The proposed three-year CUES Fellowship project, Simulated Clinical Time Travel and Augmented Intelligence to Prevent and Manage Patient Deterioration (July 2022 – Aug. 2025) will develop and evaluate the feasibility of new clinical simulations that allow individuals and teams to travel back and forth in simulation-time (sim-time) along the trajectory of patterns of patient physiologic deterioration. Clinical simulations provide powerful immersive experiential learning environments that allow learners to develop competencies without risk of harming actual patients. Sim-time travel will support learner trialing of multiple treatment choices and opportunities to go back in sim-time to correct mistakes while compressing events that usually occur over many hours into scenarios lasting one to three hours.

Over 20 years ago the Institute of Medicine identified the grand challenge of preventable deaths due to medical errors.
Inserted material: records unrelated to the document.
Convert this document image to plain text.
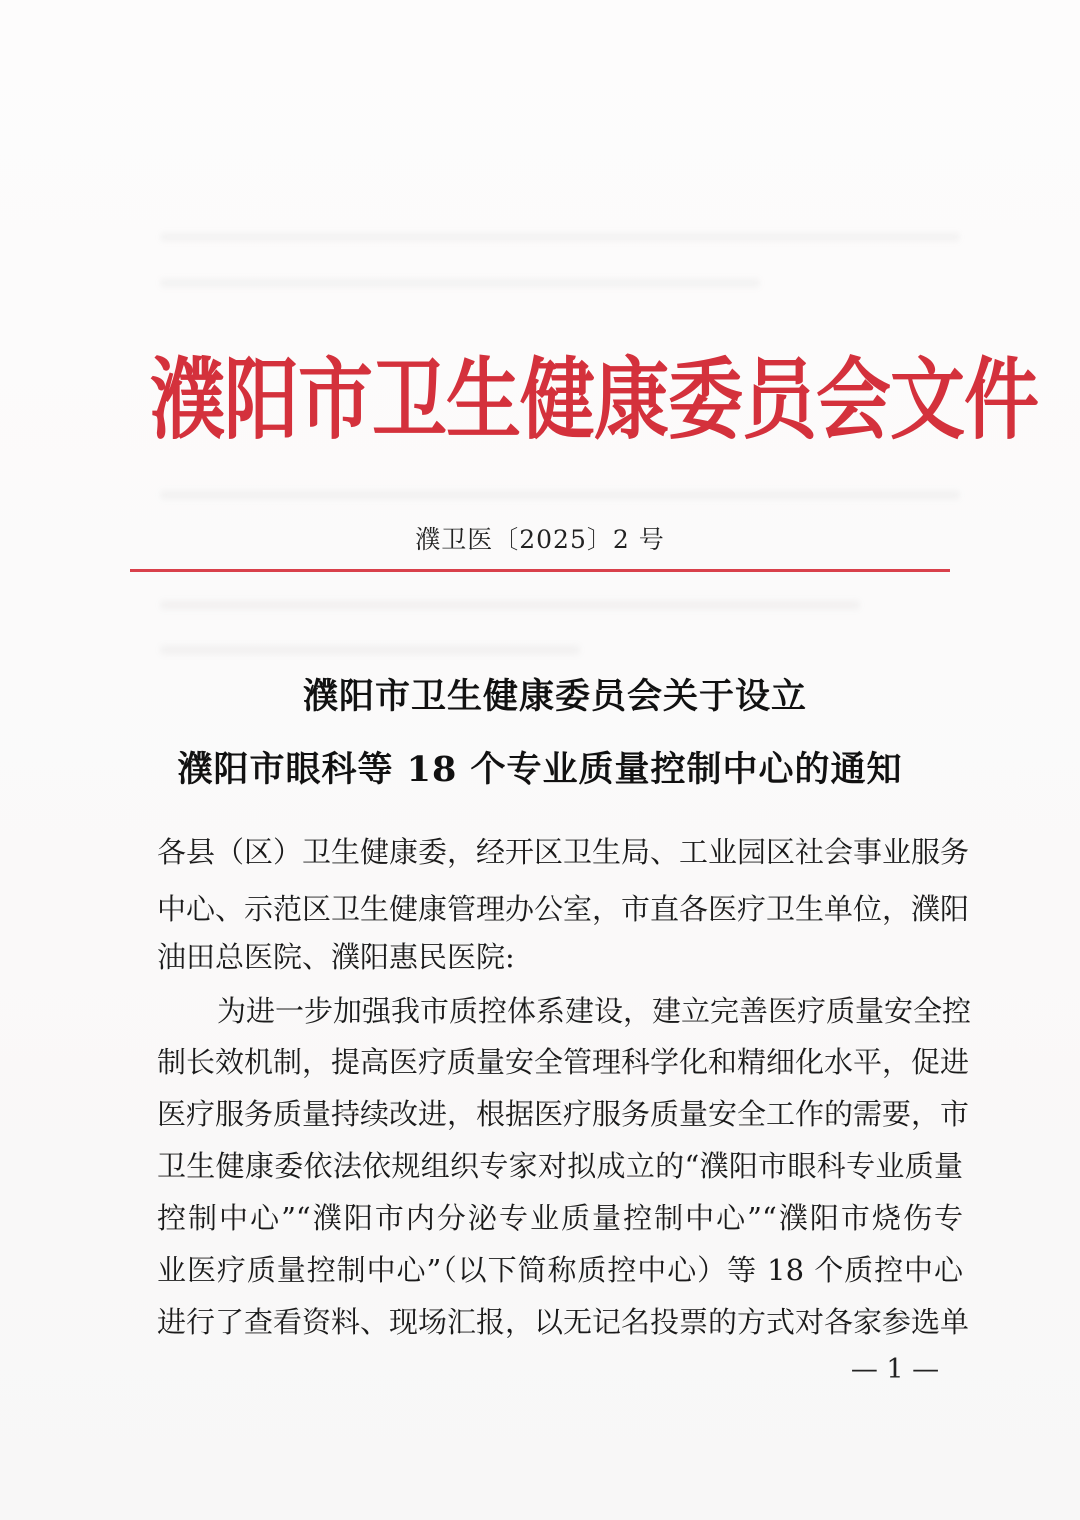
濮阳市卫生健康委员会文件
濮卫医〔2025〕2 号
濮阳市卫生健康委员会关于设立
濮阳市眼科等 18 个专业质量控制中心的通知
各县（区）卫生健康委，经开区卫生局、工业园区社会事业服务
中心、示范区卫生健康管理办公室，市直各医疗卫生单位，濮阳
油田总医院、濮阳惠民医院:
为进一步加强我市质控体系建设，建立完善医疗质量安全控
制长效机制，提高医疗质量安全管理科学化和精细化水平，促进
医疗服务质量持续改进，根据医疗服务质量安全工作的需要，市
卫生健康委依法依规组织专家对拟成立的“濮阳市眼科专业质量
控制中心”“濮阳市内分泌专业质量控制中心”“濮阳市烧伤专
业医疗质量控制中心”（以下简称质控中心）等 18 个质控中心
进行了查看资料、现场汇报，以无记名投票的方式对各家参选单
— 1 —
Prior to COVID-19 becoming the leading cause of death in the United States (Cox & Amin 2021), medical errors were estimated as the third most common cause of death (Makary & Michael, 2016). Failure to Rescue (FTR) deteriorating patients is one error type. The project will use emerging technologies (VR, MR, AI) to develop Complex Adaptive Competencies needed to identify, prevent, and manage patient deterioration. The project will enhance University of Arizona Health Sciences students’ readiness to prevent FTR events and improve patient survival.

The principal aim of this project is to develop and evaluate the feasibility of new sim-time travel simulations that use emerging technologies to prepare inter-professional healthcare teams to identify, prevent and successfully manage patient deterioration. University of Arizona Health Sciences (UAHS) students attending the final courses of their respective programs will be invited to trial these high-risk patient-centered simulations.